What if I... gather the inner edge of the piping? If I do that, I shrink the inside, making the outside larger. I made a second sample, and this time it worked! In the image above, look at how nice the top sample looks compared to the bottom one.

The way I'm making this plushie is by using a method that I have never tried before, but I think I have a pretty good grasp of how it works. I am going to make the body out of muslin and cover it with the fashion fabric separately, like a skin. The advantage of this is that I can let the muslin control the stuffing without worrying about how it looks. I can drape the fashion fabric over the muslin body to achieve a more elegant pattern. I can needlesculpt wrinkles onto Ridley's face. Lots of fun options!

So for this next step, I'm making the muslin tail, which is a simple long cone with a single seam. I'm making the tail first because of how complicated it is and how important it is in deciding the proportions of the rest of the body. The head is pretty important too, but it's kind of detatched from the rest of the body so I'm comfortable making it last.

I will be running a wire through Ridley's body to make it posable. I got some kind of electrical wire from Home Depot which I like the strength and flexibility of. I wrap tape around one end so it doesn't get too pokey.

So I sewed the muslin tail and started stuffing it with my skinny alligator hemostats. Even the stuffing requires some consideration: I started with this green stuffing at first, but it bunches and doesn't condense very well. So I went with this softer variety that doesn't bunch but takes much longer to fill up.

Sept. 23, 2014

Lemme talk a bit about my fabric choices. I wanted something with texture and without stretch for Ridley's skin. I thought about using suedecloth, but I came across this cotton velvet that seemed perfect! Velvet can be ridiculously hard to work on, but it has a low pile and faint nap, which should make things managable. I actually got a different fabric for the wings at first, but then I came across this one with a snakeskin motiff and it's perfect! It's a thin vinyl or something, I don't even care.

Time to work on the tail tip. I knew from my sketches that it can be a bit of a bear. The part that connects to the arrowhead tip comes in two pieces while the bulk of the tail is a single piece with a single seam. Also, connecting the arrowhead to the tail is really awkward to do by machine. But I'll give it a try...!

That was kind of a bad idea. I had to do part of the sewing by hand anyways because I was too demanding of the fabric and sewing machine. If I had done the whole thing by hand, I would have had more control. But I was afraid that going backwards would damage the delicate velvet. Oh well. While kind of crooked, the tail tip looks fine from a distance.

Onto the rest of the tail! Here's a bunch of piping that have been pre-gathered. How I gather it is when I sew the piping, I use a long stitch length and mess up the tension. Then I take one of the threads and pull on it, gathering the piping.

I folded the paper pattern I made for the muslin tail into 12 even pieces to make patterns for the tail segments. Each one needs to be numbered, and they all need to face the same direction. That's because velvet is a directional fabric in that it will reflect light differently depending on how the fabric is oriented.

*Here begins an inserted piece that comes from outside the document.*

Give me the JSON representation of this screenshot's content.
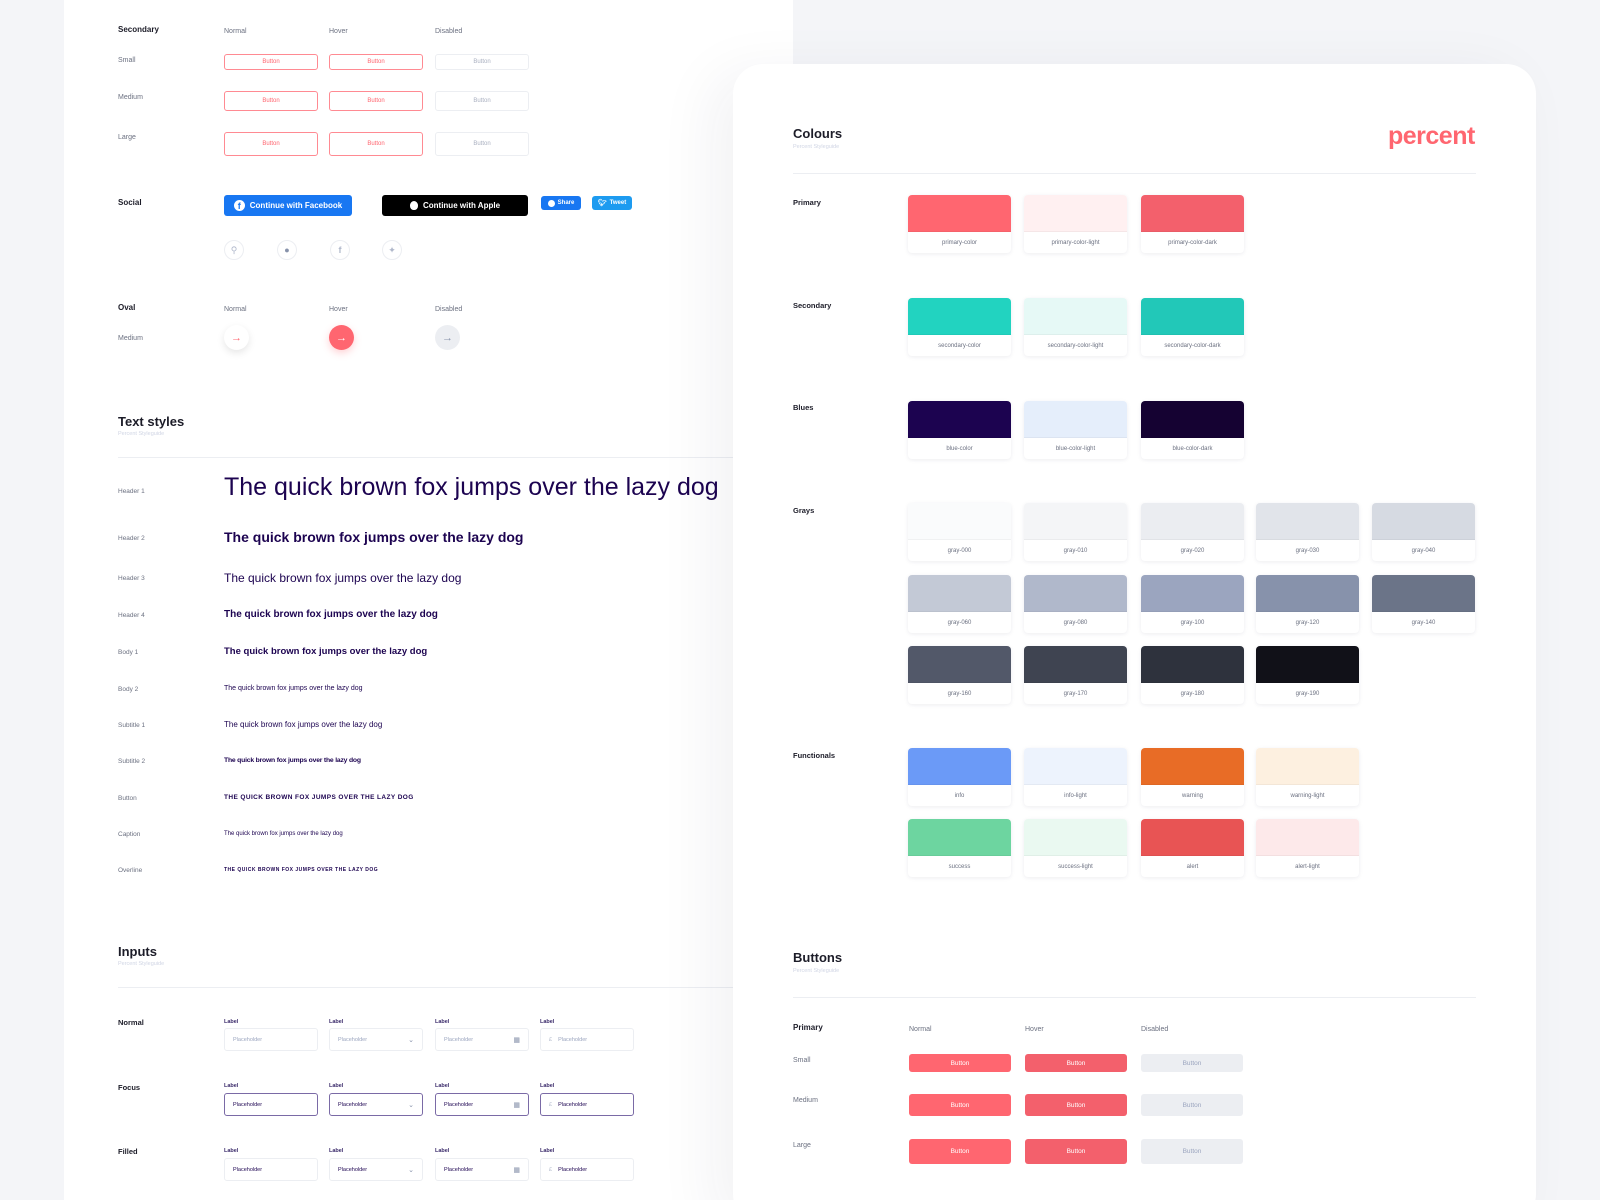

Sewing the tail segments to the piping...

Sewing the piped segments together...! Starting to look great!

Here's all the segments put together from behind. And I've started trimming down the seam allowance of the piping to remove some of the bulk.

Oh man. That was stupid to sew. Going through all the thickness of the piping was hard on my poor machine. And I'm also discovering that trimming down the seam allowances so much was a bad idea. The fabric is easy to fray and will tear right out of the seams. Eek...

Turning the tail inside out is kinda rough. I have to be careful not to crush the velvet too much. The smallest ring tore away from the tail, which is not the worst thing. I can reattach it later. As long as it wasn't one of the middle rings that fell off. It makes me nervous about the tail's durability. I may have to treat the seams with some fray-check to hopefully prevent them from tearing in the future.

Now to slip the tail skin onto the muslin tail. Oh it looks beautiful!